第3回は、2016年にスタートしたtoBのコンサル事業“ビジネスソリューションズ”について。在庫管理システムの導入サポートといったITコンサルのほかに、キャンプギアを使ったオフィス空間の演出と、キャンプとビジネスを掛け合わせた研修プランというスノーピークらしいビジネスを行い、21年12月期の売上高は事業全体で9億円、キャンプギアとアパレルに次ぐ3番目の事業だ。同事業のマーケティングを統括する藤本洋介氏に、事業スタートの意外なきっかけと、プラン開発のポイントを聞く。最後には、キャンピングオフィスを導入する企業事例も紹介する。
「日本で年に1回以上キャンプする人口は全体の7%。残り93%の非キャンパーに対して、“働”の視点で野遊びの価値を伝えるのがわれわれの役目だ」。スノーピークビジネスソリューションズの藤本洋介取締役マーケティング戦略室室長はそう語る。同氏は“ビジネスソリューションズ”事業に立ち上げから携わってきた人物。「われわれの研修は、提携する宿泊施設の敷地にテントを張り、たき火を囲んでコミュニケーションをとって、夜は施設で宿泊してもらうのがベーシックなプラン。キックオフミーティングや新入社員研修などに活用される例が多い」。場所によって変動するが、料金は1泊で1人4万円〜、日帰りで1万5000円〜だ。コロナでコミュニケーションの場が失われていることもあり、研修は累計約300件で、昨年だけで約100件実施した。

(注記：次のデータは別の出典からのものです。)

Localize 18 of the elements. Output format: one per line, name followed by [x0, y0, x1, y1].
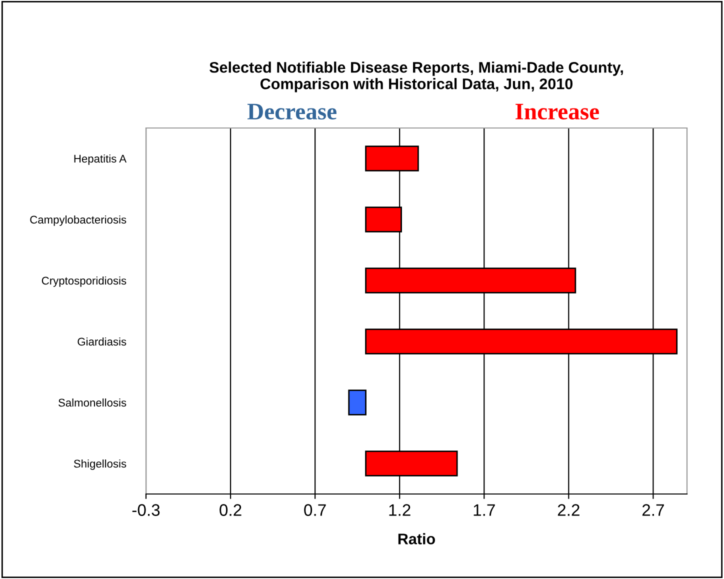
- bar: [348, 390, 366, 416]
- y-tick-label: Cryptosporidiosis: [42, 276, 126, 287]
- y-tick-label: Salmonellosis: [58, 398, 126, 407]
- y-tick-label: Giardiasis: [78, 337, 126, 346]
- y-tick-label: Shigellosis: [74, 459, 126, 470]
- chart-title: Selected Notifiable Disease Reports, Miami-Dade County, Comparison with Historical Data, Jun, 2010: [210, 62, 623, 92]
- text: Increase: [516, 104, 599, 120]
- x-axis-title: Ratio: [398, 533, 435, 544]
- y-tick-label: Campylobacteriosis: [30, 215, 126, 226]
- x-tick-label: 2.2: [558, 504, 580, 516]
- x-tick-label: 0.7: [304, 504, 326, 516]
- x-tick-label: 1.2: [389, 504, 410, 516]
- x-tick-label: 1.7: [474, 504, 495, 516]
- x-tick-label: -0.3: [132, 504, 160, 516]
- x-tick-label: 2.7: [642, 504, 664, 516]
- text: Decrease: [247, 104, 336, 120]
- x-tick-label: 0.2: [220, 504, 242, 516]
- y-tick-label: Hepatitis A: [74, 154, 127, 165]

オフィス開発は、「仕事だけどキャンプに来ているようなワクワク感を抱けるほか、通常のオフィス什器と比べて価格を抑えられるのも利点」で、これまでに約550件を手掛けてきた。リモートワークが進む一方、生産現場などは出社が必須の企業も多く、「それらの企業で働き方改革が進み、オフィス開発のニーズも高まっている」という。